By Andrew C. Glass, Gregory N. Blase, and Daniel S. Cohen

For the past six months, the mortgage lending industry has reported receiving conflicting messages from the Department of Housing and Urban Development (“HUD”) and the Federal Housing Administration (“FHA”) regarding Deferred Action for Childhood Arrivals (“DACA”) recipients’ eligibility for FHA-insured mortgages. In December 2018, Senators Robert Menendez (D-NJ), Cory Booker (D-NJ), and Catherine Cortez Masto (D-NV) asked HUD to clarify whether it has “developed a policy regarding DACA recipients’ eligibility for FHA-insured mortgage loans.” If not, the senators requested HUD to “promptly provide clear and written guidance to FHA-approved lenders clarifying” that DACA recipients are not ineligible for FHA insurance simply because of their DACA status. [1] In response, HUD issued a letter explaining that is has “not implemented any policy changes” with respect to “FHA’s eligibility requirements” for non-U.S. citizens who are lawful residents.
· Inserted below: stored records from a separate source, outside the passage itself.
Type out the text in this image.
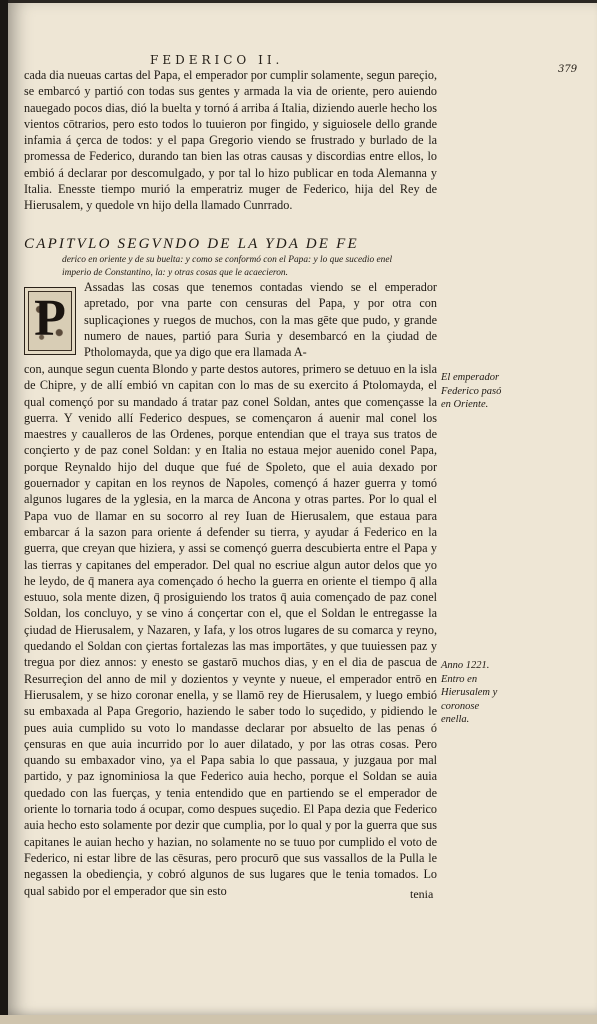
FEDERICO II.
379

cada dia nueuas cartas del Papa, el emperador por cumplir solamente, segun pareçio, se embarcó y partió con todas sus gentes y armada la via de oriente, pero auiendo nauegado pocos dias, dió la buelta y tornó á arriba á Italia, diziendo auerle hecho los vientos cōtrarios, pero esto todos lo tuuieron por fingido, y siguiosele dello grande infamia á çerca de todos: y el papa Gregorio viendo se frustrado y burlado de la promessa de Federico, durando tan bien las otras causas y discordias entre ellos, lo embió á declarar por descomulgado, y por tal lo hizo publicar en toda Alemanna y Italia. Enesste tiempo murió la emperatriz muger de Federico, hija del Rey de Hierusalem, y quedole vn hijo della llamado Cunrrado.

CAPITVLO SEGVNDO DE LA YDA DE FE

derico en oriente y de su buelta: y como se conformó con el Papa: y lo que sucedio enel imperio de Constantino, la: y otras cosas que le acaecieron.

P

Assadas las cosas que tenemos contadas viendo se el emperador apretado, por vna parte con censuras del Papa, y por otra con suplicaçiones y ruegos de muchos, con la mas gēte que pudo, y grande numero de naues, partió para Suria y desembarcó en la çiudad de Ptholomayda, que ya digo que era llamada A-

con, aunque segun cuenta Blondo y parte destos autores, primero se detuuo en la isla de Chipre, y de allí embió vn capitan con lo mas de su exercito á Ptolomayda, el qual començó por su mandado á tratar paz conel Soldan, antes que començasse la guerra. Y venido allí Federico despues, se començaron á auenir mal conel los maestres y caualleros de las Ordenes, porque entendian que el traya sus tratos de conçierto y de paz conel Soldan: y en Italia no estaua mejor auenido conel Papa, porque Reynaldo hijo del duque que fué de Spoleto, que el auia dexado por gouernador y capitan en los reynos de Napoles, començó á hazer guerra y tomó algunos lugares de la yglesia, en la marca de Ancona y otras partes. Por lo qual el Papa vuo de llamar en su socorro al rey Iuan de Hierusalem, que estaua para embarcar á la sazon para oriente á defender su tierra, y ayudar á Federico en la guerra, que creyan que hiziera, y assi se començó guerra descubierta entre el Papa y las tierras y capitanes del emperador. Del qual no escriue algun autor delos que yo he leydo, de q̄ manera aya començado ó hecho la guerra en oriente el tiempo q̄ alla estuuo, sola mente dizen, q̄ prosiguiendo los tratos q̄ auia començado de paz conel Soldan, los concluyo, y se vino á conçertar con el, que el Soldan le entregasse la çiudad de Hierusalem, y Nazaren, y Iafa, y los otros lugares de su comarca y reyno, quedando el Soldan con çiertas fortalezas las mas importātes, y que tuuiessen paz y tregua por diez annos: y enesto se gastarō muchos dias, y en el dia de pascua de Resurreçion del anno de mil y dozientos y veynte y nueue, el emperador entrō en Hierusalem, y se hizo coronar enella, y se llamō rey de Hierusalem, y luego embió su embaxada al Papa Gregorio, haziendo le saber todo lo suçedido, y pidiendo le pues auia cumplido su voto lo mandasse declarar por absuelto de las penas ó çensuras en que auia incurrido por lo auer dilatado, y por las otras cosas. Pero quando su embaxador vino, ya el Papa sabia lo que passaua, y juzgaua por mal partido, y paz ignominiosa la que Federico auia hecho, porque el Soldan se auia quedado con las fuerças, y tenia entendido que en partiendo se el emperador de oriente lo tornaria todo á ocupar, como despues suçedio. El Papa dezia que Federico auia hecho esto solamente por dezir que cumplia, por lo qual y por la guerra que sus capitanes le auian hecho y hazian, no solamente no se tuuo por cumplido el voto de Federico, ni estar libre de las cēsuras, pero procurō que sus vassallos de la Pulla le negassen la obediençia, y cobró algunos de sus lugares que le tenia tomados. Lo qual sabido por el emperador que sin esto

El emperador Federico pasó en Oriente.

Anno 1221. Entro en Hierusalem y coronose enella.

tenia
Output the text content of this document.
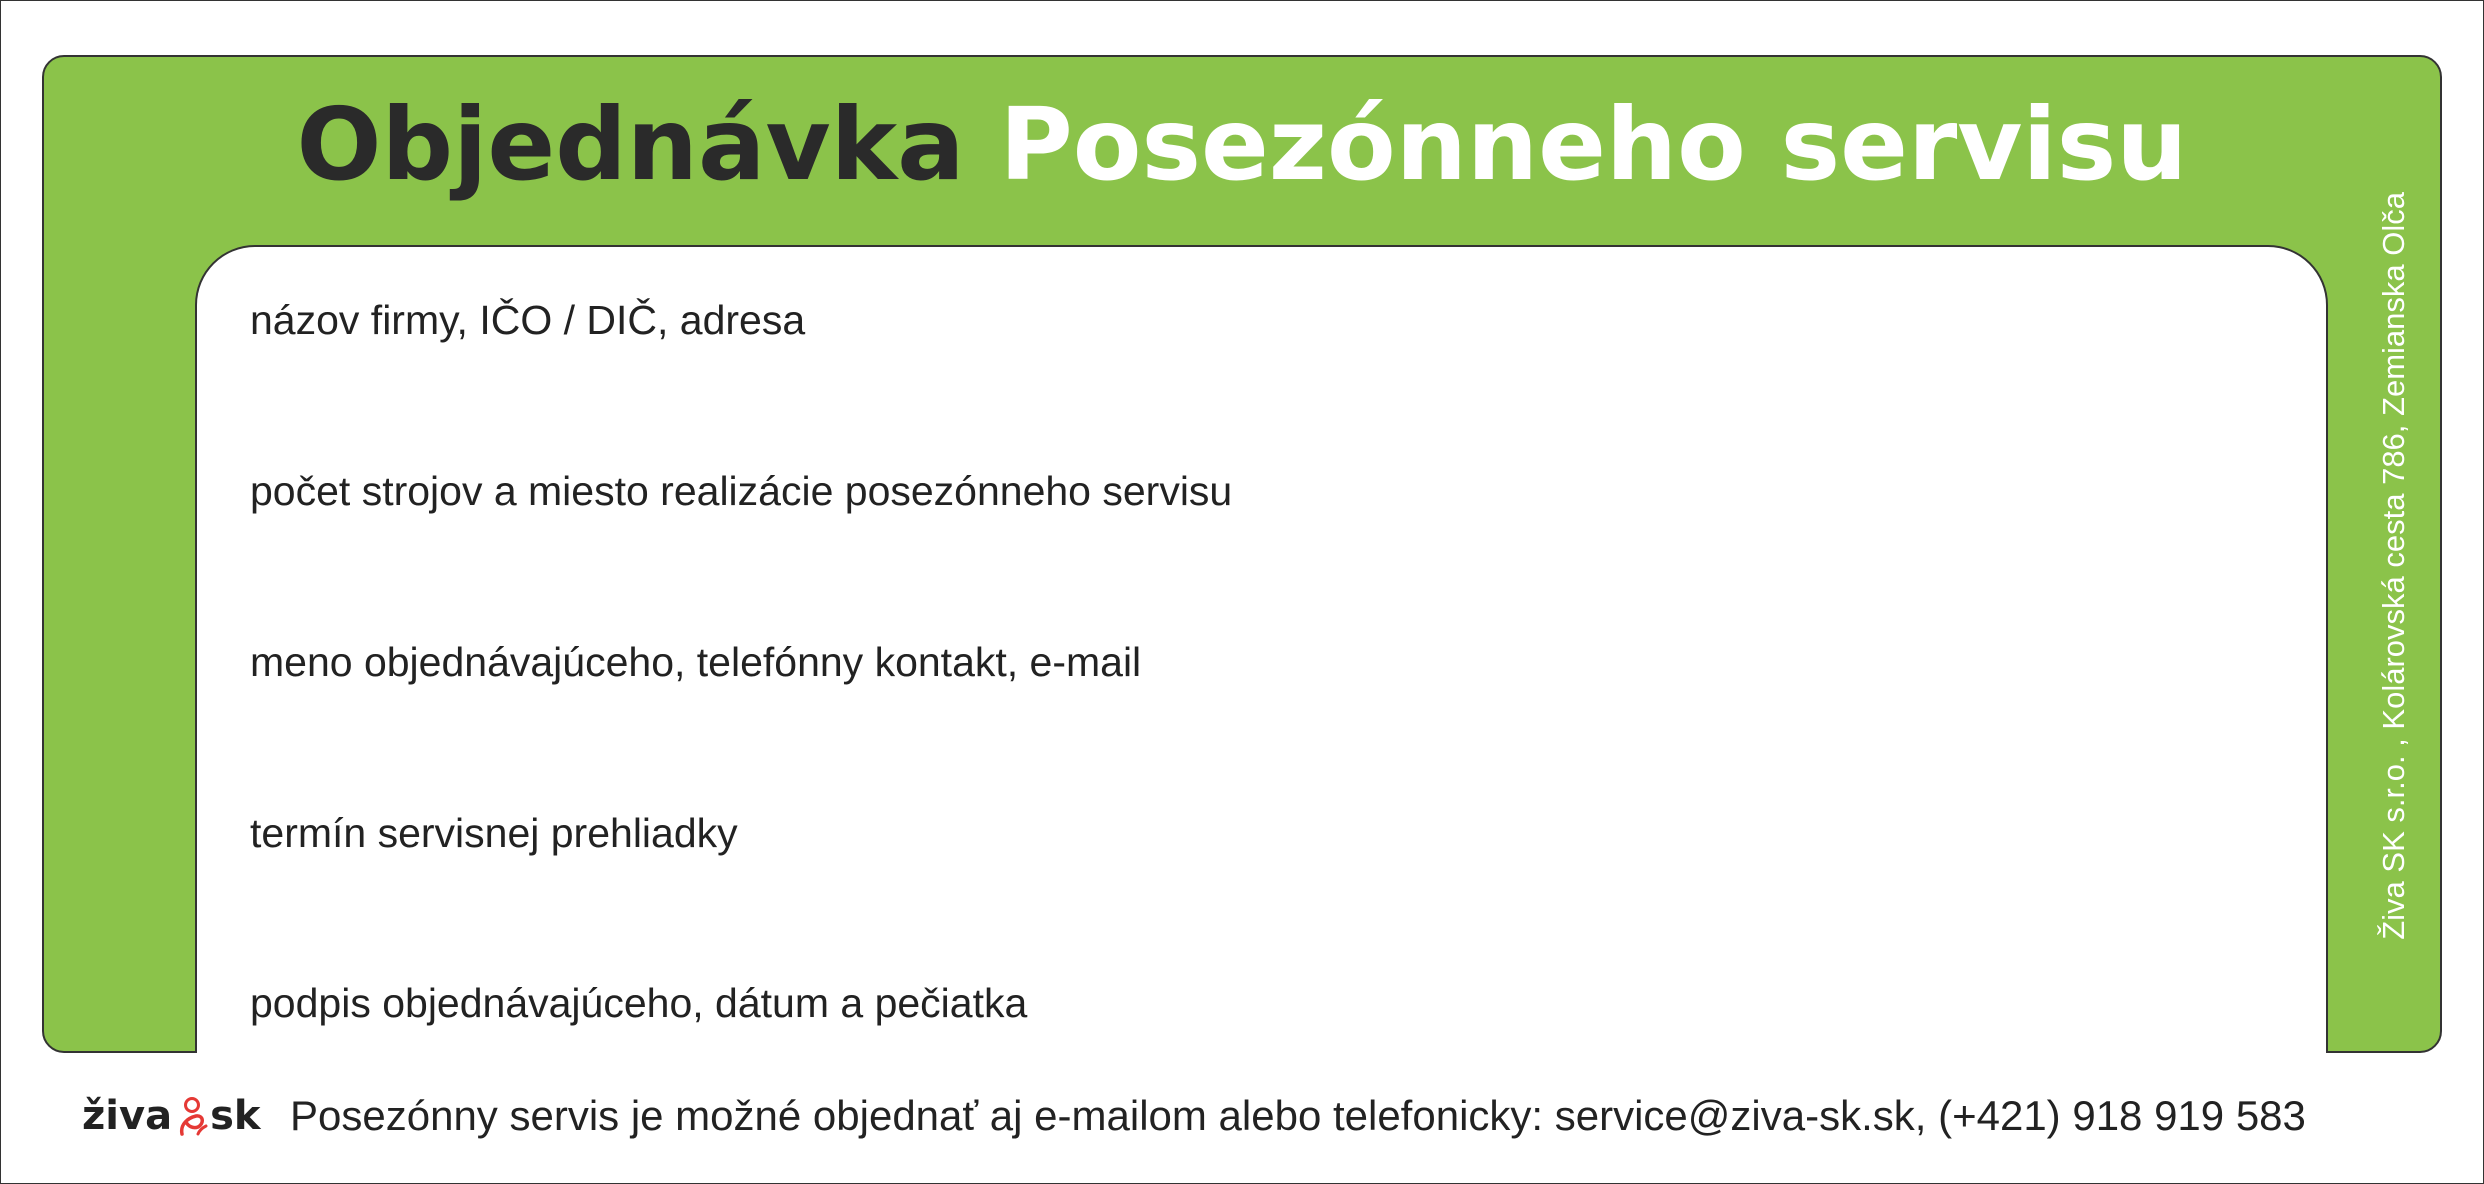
Objednávka Posezónneho servisu
názov firmy, IČO / DIČ, adresa
počet strojov a miesto realizácie posezónneho servisu
meno objednávajúceho, telefónny kontakt, e-mail
termín servisnej prehliadky
podpis objednávajúceho, dátum a pečiatka
Živa SK s.r.o. , Kolárovská cesta 786, Zemianska Olča
živa sk Posezónny servis je možné objednať aj e-mailom alebo telefonicky: service@ziva-sk.sk, (+421) 918 919 583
HUD reiterated that “non-U.S. citizens without lawful residency are ineligible for FHA financing.” [2] In early 2019, Fannie Mae issued a guide regarding “non-citizen borrower eligibility,” explaining that mortgages provided to DACA recipients are eligible to be purchased by Fannie Mae because DACA recipients are lawful nonpermanent residents because they have a valid Employment Authorization Document number. [3] During congressional testimony in April, HUD Secretary Ben Carson seemingly clarified that DACA recipients are eligible for FHA-insured mortgages. The secretary commented that “plenty of DACA recipients … have FHA mortgages,” and that he would be surprised if lenders received statements to the contrary from HUD staff.